Jakim prezydentem byłby Szymon Hołownia? Najważniejsze wątki z wywiadu dla "Tygodnika Powszechnego"

Anna Dryjańska
Szymon Hołownia udzielił wywiadu "Tygodnikowi Powszechnemu". Rozmowę, która stała się głównym tematem pisma, przeprowadził Michał Okoński. Na okładce tygodnika widać popularnego prezentera i jego słowa "chcę być prezydentem". Ale jaką głową państwa – według własnych deklaracji – byłby Szymon Hołownia?
fot. Jan Zamoyski / Agencja Gazeta
1. Prezydent niepartyjny

To jeden z najważniejszych wątków, który przewija się w rozmowie z Szymonem Hołownią. Kandydat podkreśla, że partie nie są niczym złym, ale jeśli Polska ma pójść do przodu, powinny się usunąć z nienależnych im miejsc. Jakich? "Media publiczne. Spółki skarbu państwa. Instytucje kontroli i regulacji, np. NIK i KNF. Teraz partie sięgają po sądy. Wchodzą do kościołów" – opisuje Hołownia. I po raz kolejny przedstawia się jako bezpiecznik dla systemu.

Dodaje też, że nie chce budować własnej partii – przynajmniej na razie.
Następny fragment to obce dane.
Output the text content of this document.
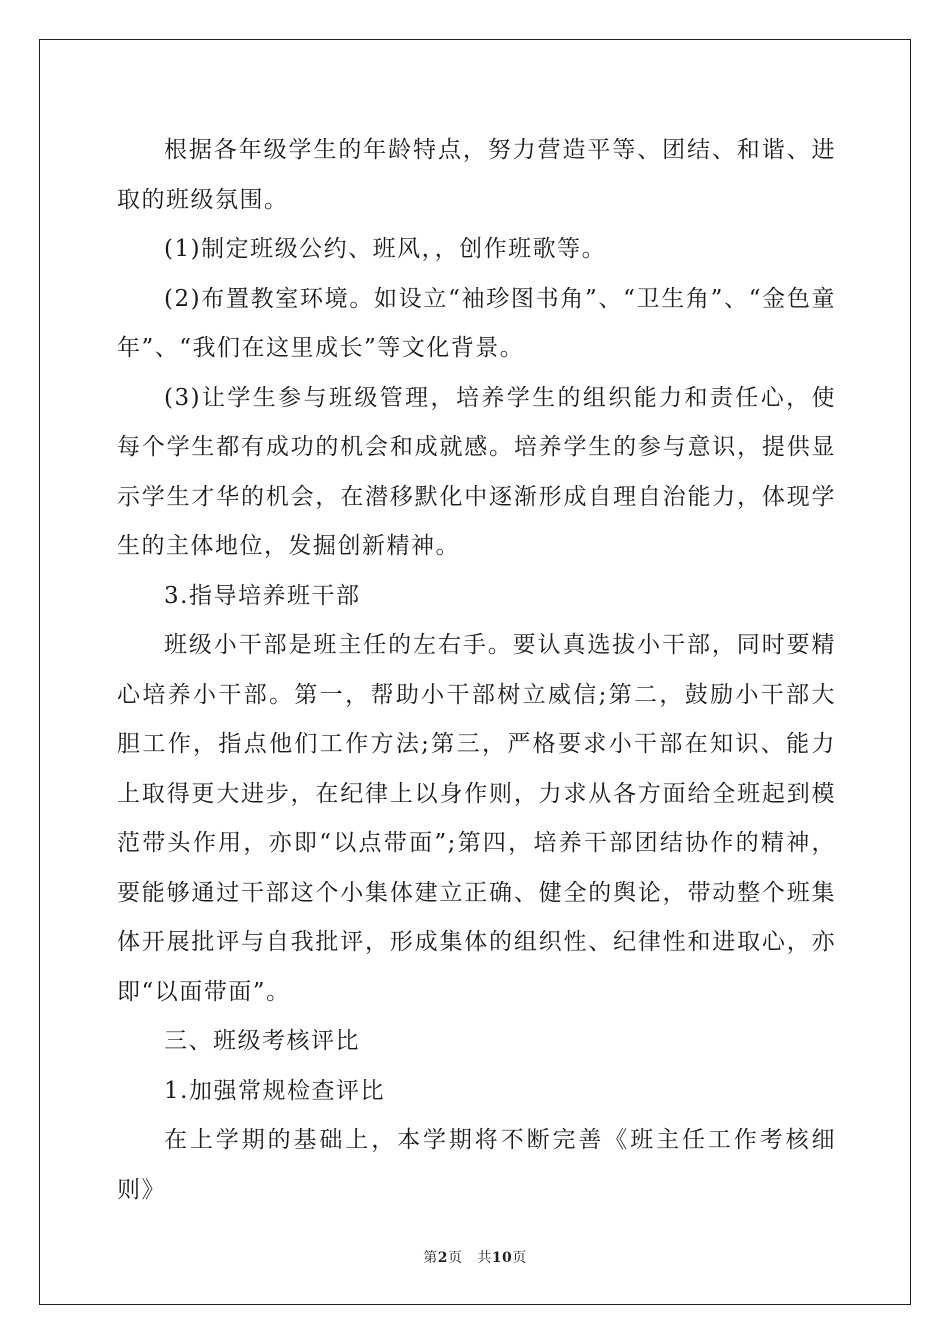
根据各年级学生的年龄特点，努力营造平等、团结、和谐、进取的班级氛围。

(1)制定班级公约、班风，，创作班歌等。

(2)布置教室环境。如设立“袖珍图书角”、“卫生角”、“金色童年”、“我们在这里成长”等文化背景。

(3)让学生参与班级管理，培养学生的组织能力和责任心，使每个学生都有成功的机会和成就感。培养学生的参与意识，提供显示学生才华的机会，在潜移默化中逐渐形成自理自治能力，体现学生的主体地位，发掘创新精神。

3.指导培养班干部

班级小干部是班主任的左右手。要认真选拔小干部，同时要精心培养小干部。第一，帮助小干部树立威信;第二，鼓励小干部大胆工作，指点他们工作方法;第三，严格要求小干部在知识、能力上取得更大进步，在纪律上以身作则，力求从各方面给全班起到模范带头作用，亦即“以点带面”;第四，培养干部团结协作的精神，要能够通过干部这个小集体建立正确、健全的舆论，带动整个班集体开展批评与自我批评，形成集体的组织性、纪律性和进取心，亦即“以面带面”。

三、班级考核评比

1.加强常规检查评比

在上学期的基础上，本学期将不断完善《班主任工作考核细则》

第2页 共10页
Zostawia sobie jednak do tego furtkę. "Nigdy nie mów 'nigdy'" – zaznacza. 2. Prezydent wspólnotowy


Słowo wspólnota jest jednym z najchętniej używanych przez Hołownię. I to prezydent powinien zdaniem Hołowni stawać na wysokości zadania, jeśli wspólnota nie daje rady, niezależnie od tego czy jest to pobicie księdza czy zadręczenie transpłciowej aktywistki, która odebrała sobie życie. "Prezydent powinien pójść na jej grób i przeprosić w imieniu wspólnoty – oczywiście po uzyskaniu zgody bliskich. Tak, żeby zwrócić uwagę na problem wykluczenia i na to, że konflikt i agresja w debacie niczemu dobremu nie służą. To wspólnota nie udźwignęła problemu" – ocenia Hołownia.
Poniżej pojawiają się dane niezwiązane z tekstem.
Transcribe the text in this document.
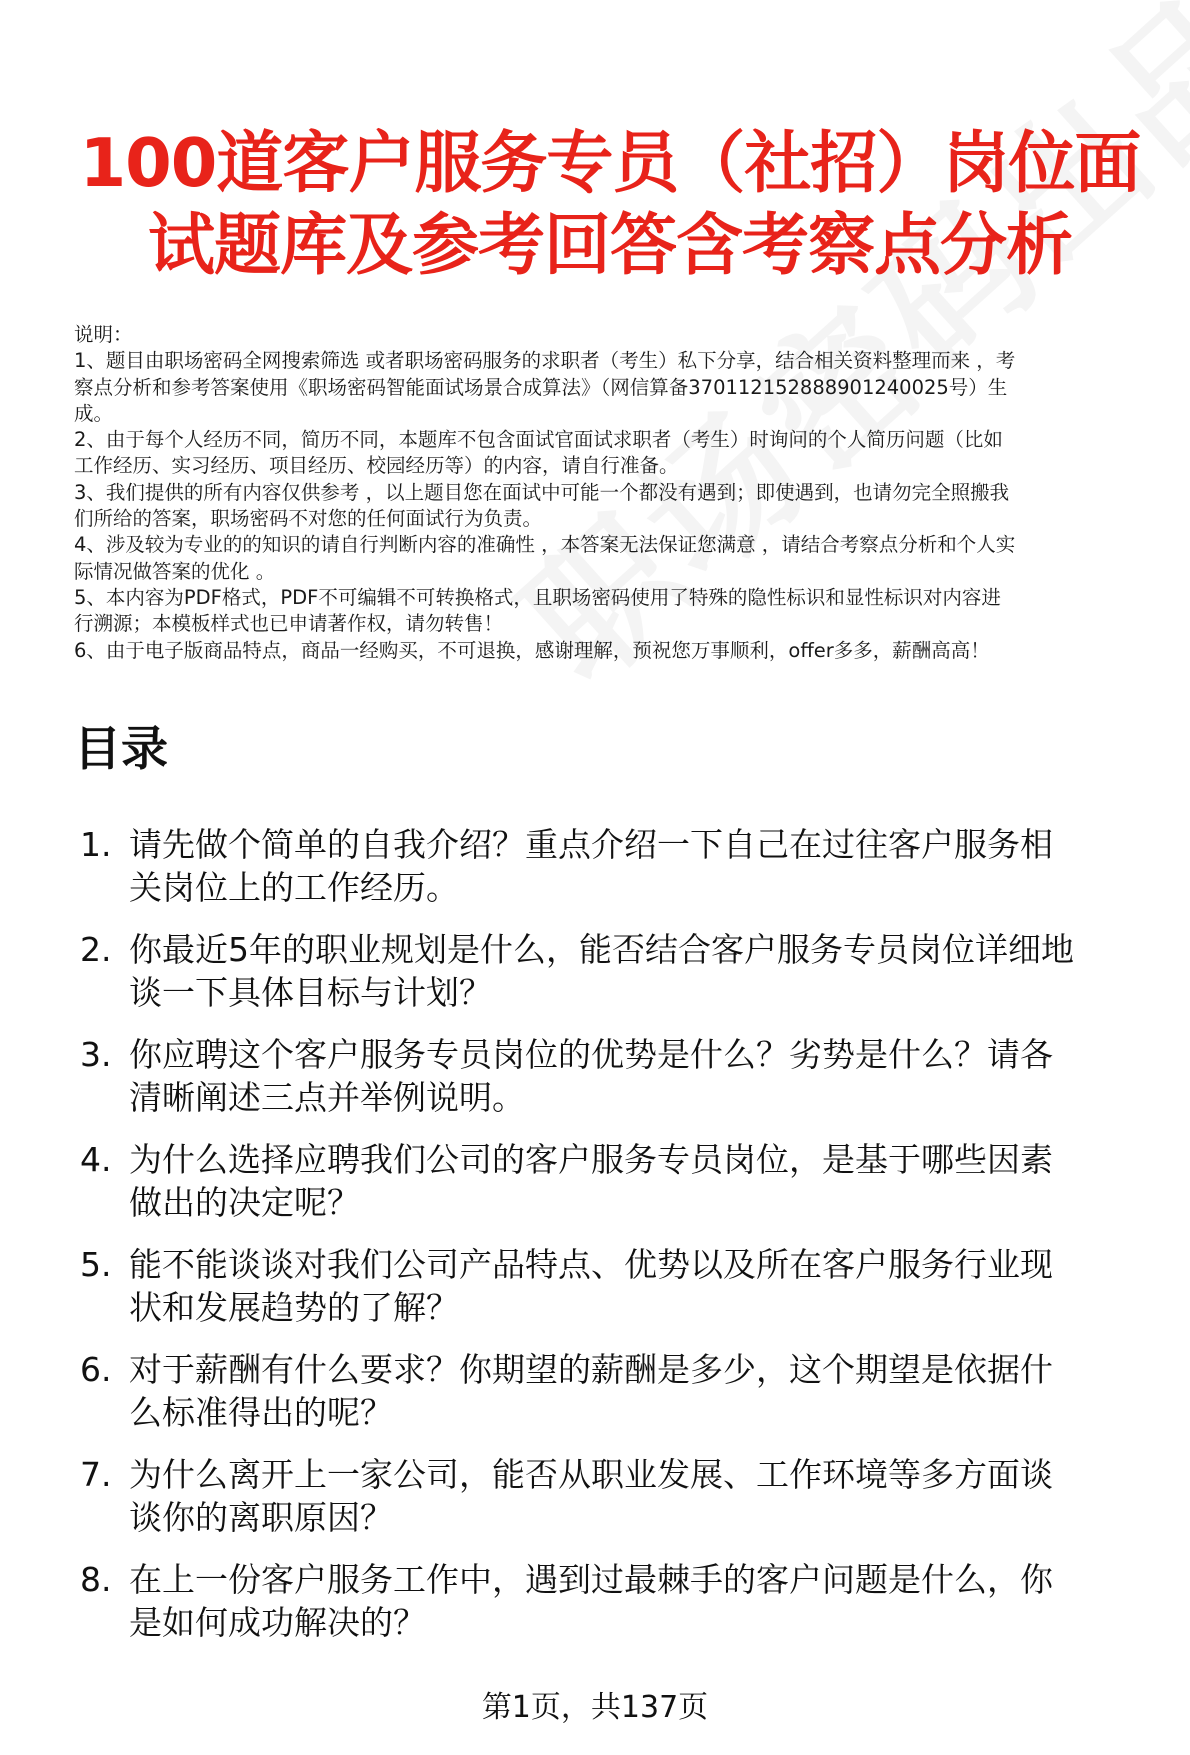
100道客户服务专员（社招）岗位面
试题库及参考回答含考察点分析
说明：
1、题目由职场密码全网搜索筛选 或者职场密码服务的求职者（考生）私下分享，结合相关资料整理而来 ，考
察点分析和参考答案使用《职场密码智能面试场景合成算法》（网信算备370112152888901240025号）生
成。
2、由于每个人经历不同，简历不同，本题库不包含面试官面试求职者（考生）时询问的个人简历问题（比如
工作经历、实习经历、项目经历、校园经历等）的内容，请自行准备。
3、我们提供的所有内容仅供参考 ，以上题目您在面试中可能一个都没有遇到；即使遇到，也请勿完全照搬我
们所给的答案，职场密码不对您的任何面试行为负责。
4、涉及较为专业的的知识的请自行判断内容的准确性 ，本答案无法保证您满意 ，请结合考察点分析和个人实
际情况做答案的优化 。
5、本内容为PDF格式，PDF不可编辑不可转换格式，且职场密码使用了特殊的隐性标识和显性标识对内容进
行溯源；本模板样式也已申请著作权，请勿转售！
6、由于电子版商品特点，商品一经购买，不可退换，感谢理解，预祝您万事顺利，offer多多，薪酬高高！
目录
1. 请先做个简单的自我介绍？重点介绍一下自己在过往客户服务相
关岗位上的工作经历。
2. 你最近5年的职业规划是什么，能否结合客户服务专员岗位详细地
谈一下具体目标与计划？
3. 你应聘这个客户服务专员岗位的优势是什么？劣势是什么？请各
清晰阐述三点并举例说明。
4. 为什么选择应聘我们公司的客户服务专员岗位，是基于哪些因素
做出的决定呢？
5. 能不能谈谈对我们公司产品特点、优势以及所在客户服务行业现
状和发展趋势的了解？
6. 对于薪酬有什么要求？你期望的薪酬是多少，这个期望是依据什
么标准得出的呢？
7. 为什么离开上一家公司，能否从职业发展、工作环境等多方面谈
谈你的离职原因？
8. 在上一份客户服务工作中，遇到过最棘手的客户问题是什么，你
是如何成功解决的？
第1页，共137页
3. Prezydent konstytucyjnie zmuszony

Hołownia przyznaje, że zawetowałby ustawę, która wprowadzałaby w Polsce dostęp do przerywania niechcianej ciąży na wzór europejski, czyli sytuacji jakiej chciałoby – jak sam przyznaje – 58 proc. Polek i Polaków. Kandydat na prezydenta jak ognia unika jednak słowa "weto". "Nie mówmy o wecie i odrzuceniu weta. Mówmy o zwróceniu do ponownego rozpatrzenia i ponownym rozpatrzeniu przez Sejm" – apeluje Hołownia.
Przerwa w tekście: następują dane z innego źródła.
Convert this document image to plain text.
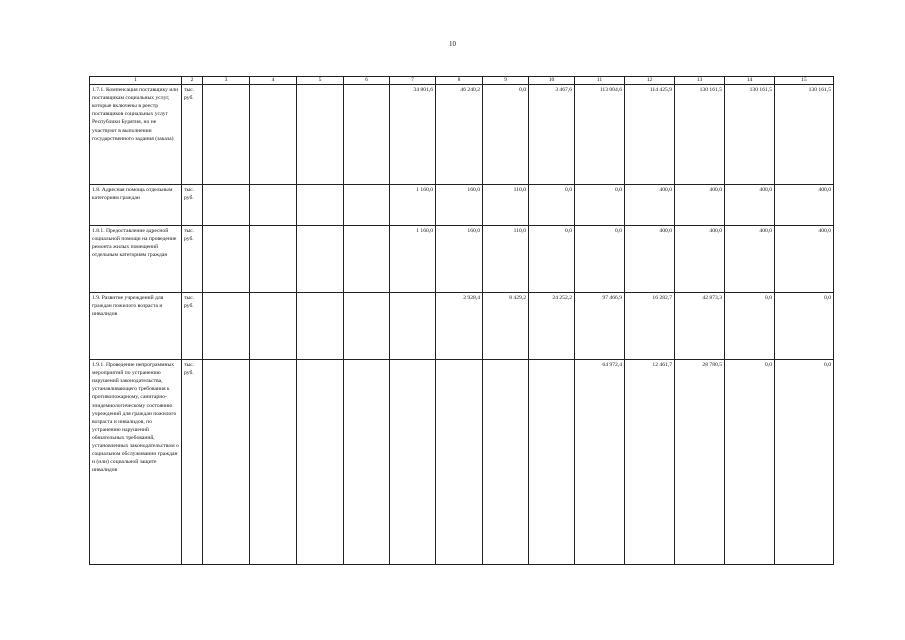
10
1	2	3	4	5	6	7	8	9	10	11	12	13	14	15
1.7.1. Компенсация поставщику или поставщикам социальных услуг, которые включены в реестр поставщиков социальных услуг Республики Бурятия, но не участвуют в выполнении государственного задания (заказа)	тыс. руб.					34 801,6	46 240,2	0,0	3 467,6	113 004,6	114 425,9	130 161,5	130 161,5	130 161,5
1.8. Адресная помощь отдельным категориям граждан	тыс. руб.					1 160,0	160,0	110,0	0,0	0,0	400,0	400,0	400,0	400,0
1.8.1. Предоставление адресной социальной помощи на проведение ремонта жилых помещений отдельным категориям граждан	тыс. руб.					1 160,0	160,0	110,0	0,0	0,0	400,0	400,0	400,0	400,0
1.9. Развитие учреждений для граждан пожилого возраста и инвалидов	тыс. руб.						2 928,4	8 429,2	24 252,2	97 466,9	16 282,7	42 873,3	0,0	0,0
1.9.1. Проведение непрограммных мероприятий по устранению нарушений законодательства, устанавливающего требования к противопожарному, санитарно-эпидемиологическому состоянию учреждений для граждан пожилого возраста и инвалидов, по устранению нарушений обязательных требований, установленных законодательством о социальном обслуживании граждан и (или) социальной защите инвалидов	тыс. руб.									64 972,4	12 461,7	28 780,5	0,0	0,0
Po co? "Po to, żeby zapytać, czy Sejm jest pewien tego, co robi" – doprecyzowuje Hołownia. Dopiero gdy parlament przegłosowałby liberalizację drugi raz, prezydent Hołownia podpisałby ustawę. "Konstytucja nie zostawi wyboru" – argumentuje kandydat.

Poza tym Hołownia z jednej strony przyznaje, że temat jest od dawna "wałkowany", a z drugiej wzywa, by usiąść i powałkować temat znowu. Skupia się jednak nie na typowym przypadku, gdy kobieta przerywa niechcianą ciążę, bo nie chce być w ciąży, ale na rzadkich i bardzo dramatycznych przypadkach przesłanki embriopatologicznej (ciężkiego uszkodzenia płodu). Hołownia idzie tu śladami propagandy biskupów i nazywa ją "eugeniczną". 4. Prezydent partnerski (ale nie małżeński)

W wywiadzie Hołownia prezentuje się jako zwolennik związków partnerskich. Podkreśla, że załatwienie sprawy u notariusza nie jest rozwiązaniem, a przynajmniej nie takim, które działa. To zmiana podejścia, bo jeszcze kilka lat temu był zdecydowanym przeciwnikiem formalizacji związków jednopłciowych, o czym pisał w swoich felietonach.

Teraz granica leży u niego na małżeństwie i adopcji. "Małżeństwo to dla mnie wyłącznie związek kobiety i mężczyzny. W moim systemie wartości nie mieści się też zgoda na adopcję dzieci przez pary homoseksualne" – podkreśla Hołownia.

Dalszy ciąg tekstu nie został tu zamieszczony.